Take the term "electronic music" for starters. Or, for a change, don't take it. If you give the nod to German pioneers Kraftwerk as the signpost in the road marking the beginning of the electronic genre, not an unreasonable thing to do, what do you make of their electrically-powered, electronically distorted/flanged/tweaked contemporaries with guitars slung about their necks? Why exclude the [electronic] production tricknowledgy initially pioneered by groups like ABBA to distinctualize their vocal sound, and imitated by a hundred half-as-hollow throated eighties poppers? If its the purity in artificial production that makes music electronic, how do you situate a live drum'n'bass outfit or today's producers pulling in real live musicians to their work both live and in the studio?

The point is, whether at the macro or micro level: genres, right, what's the point of having em? (I told you the head would go dangerously arsewards.) There's only a point to them if they're a shorthand communication that has meaning to both the speaker/writer and the receiver. (Gawd, does it show I've been reading one of ms. zilla's linguistic texts today?) But put three electronic *cough* music trainspotters in a room where the walls and chest cavities are thumping and you may just get three opinions on what the hell is going on around them. Four if one is a descendant of John Maynard Keynes.

Even in a world where internet radio and peer-to-peer transmission vectors make the sonic world almost borderless, competing genre labels for similar sounds seem to crop up in geographically tight production communities. Your German nujazz breaks bread with the west London brokenbeat. In the states the former term seemed to carry greater currency while unsurprisingly the latter is more on the cards here. As terms, genres are both competitive and cooperative constructions. If only we could appoint a tribunal to sort it all out for us. The dear departed John Peel would have been a gimme to head the panel and Frankfurt's Michael Rutten from Compost radio would be a good inclusion too.

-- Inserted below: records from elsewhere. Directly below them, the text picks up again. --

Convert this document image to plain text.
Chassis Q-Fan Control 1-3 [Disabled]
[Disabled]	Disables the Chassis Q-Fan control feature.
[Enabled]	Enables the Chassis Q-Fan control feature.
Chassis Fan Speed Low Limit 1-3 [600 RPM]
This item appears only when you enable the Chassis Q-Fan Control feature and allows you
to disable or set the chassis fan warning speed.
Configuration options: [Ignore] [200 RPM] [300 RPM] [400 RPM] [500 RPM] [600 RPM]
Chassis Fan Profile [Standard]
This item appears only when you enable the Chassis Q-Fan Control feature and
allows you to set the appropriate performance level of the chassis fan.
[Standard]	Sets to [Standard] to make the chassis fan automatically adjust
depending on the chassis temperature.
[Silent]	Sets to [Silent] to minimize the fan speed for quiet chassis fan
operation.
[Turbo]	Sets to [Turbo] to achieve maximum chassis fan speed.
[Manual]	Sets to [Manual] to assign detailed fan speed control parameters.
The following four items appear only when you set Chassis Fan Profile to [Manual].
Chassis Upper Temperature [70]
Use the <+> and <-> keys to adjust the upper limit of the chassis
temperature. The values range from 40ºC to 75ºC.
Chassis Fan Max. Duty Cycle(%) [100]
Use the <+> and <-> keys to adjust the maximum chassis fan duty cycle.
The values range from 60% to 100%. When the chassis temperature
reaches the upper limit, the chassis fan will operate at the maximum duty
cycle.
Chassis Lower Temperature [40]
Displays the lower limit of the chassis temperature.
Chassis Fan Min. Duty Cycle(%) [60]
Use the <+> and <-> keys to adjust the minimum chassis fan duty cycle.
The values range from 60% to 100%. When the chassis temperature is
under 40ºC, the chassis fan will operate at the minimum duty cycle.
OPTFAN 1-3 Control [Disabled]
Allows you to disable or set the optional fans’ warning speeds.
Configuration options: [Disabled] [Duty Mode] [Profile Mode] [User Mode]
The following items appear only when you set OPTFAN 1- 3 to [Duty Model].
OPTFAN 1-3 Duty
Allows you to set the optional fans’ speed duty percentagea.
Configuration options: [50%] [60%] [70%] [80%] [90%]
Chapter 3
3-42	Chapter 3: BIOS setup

But since accurate and authoritative categorization would kill the cat - not to mention put out of work a lot of music industry reporters and record store clerks - perhaps electronic music (which is neither synonymous with electro nor electronica) and its mushrooming profusion of subcategories will remain to us more like obscene pornography - at least the way that US Supreme Court Justice Potter Stewart saw it in 1964:
"I shall not today attempt further to define the kinds of material I understand to be embraced . . . [b]ut I know it when I see it . . . "


Anyway, under cover of darkness last night - not difficult with sunset around 5pm - your correspondent and his Lady Penelope reconnoitered a number of local venues to zero in on places conducive to the abovementioned d'n'b-on-chardonnay genre(s) I like to spin. The population of Oxford isn't that significant but the ratio of undergrad students to humans is, and therefore so is the ratio of clubs to humans. We had some success there, got some contact details for some promoters too, so I'll let you know later if that pans out. But the most highly amusing part of the night was reading on handbills and promo posters of a completely new genre, one that seems to be defiantly, belligerently, sardonically adopted. It would be funny if only it didn't appear to be in too many otherwise very acceptable venues. Actually that's not true: its still funny, its just a crying shame.

Cheese.

Yep, cheese.

It communicates... you know what to expect... meaning is exchanged between speaker and listener... what the hell, why not?

Techno on toast, anyone?

the evil of banality

Sunday Nov 14th 2004

Well back from anchorage and it was an okay trip. I got kinda sick but oh well

Did shopping, played v-ball (got 5th, bah), and that's about it. Not much to tell, well I got these incredibly awesome boots that go up to my knees, I absolutely love them. will post pic later

So said 16 year old Alaskan live-journaller Rachelle Waterman, shortly after she had just succeeded in her plan to have two ex-boyfriends abduct and murder her mother. (Via Glassdog & Barista).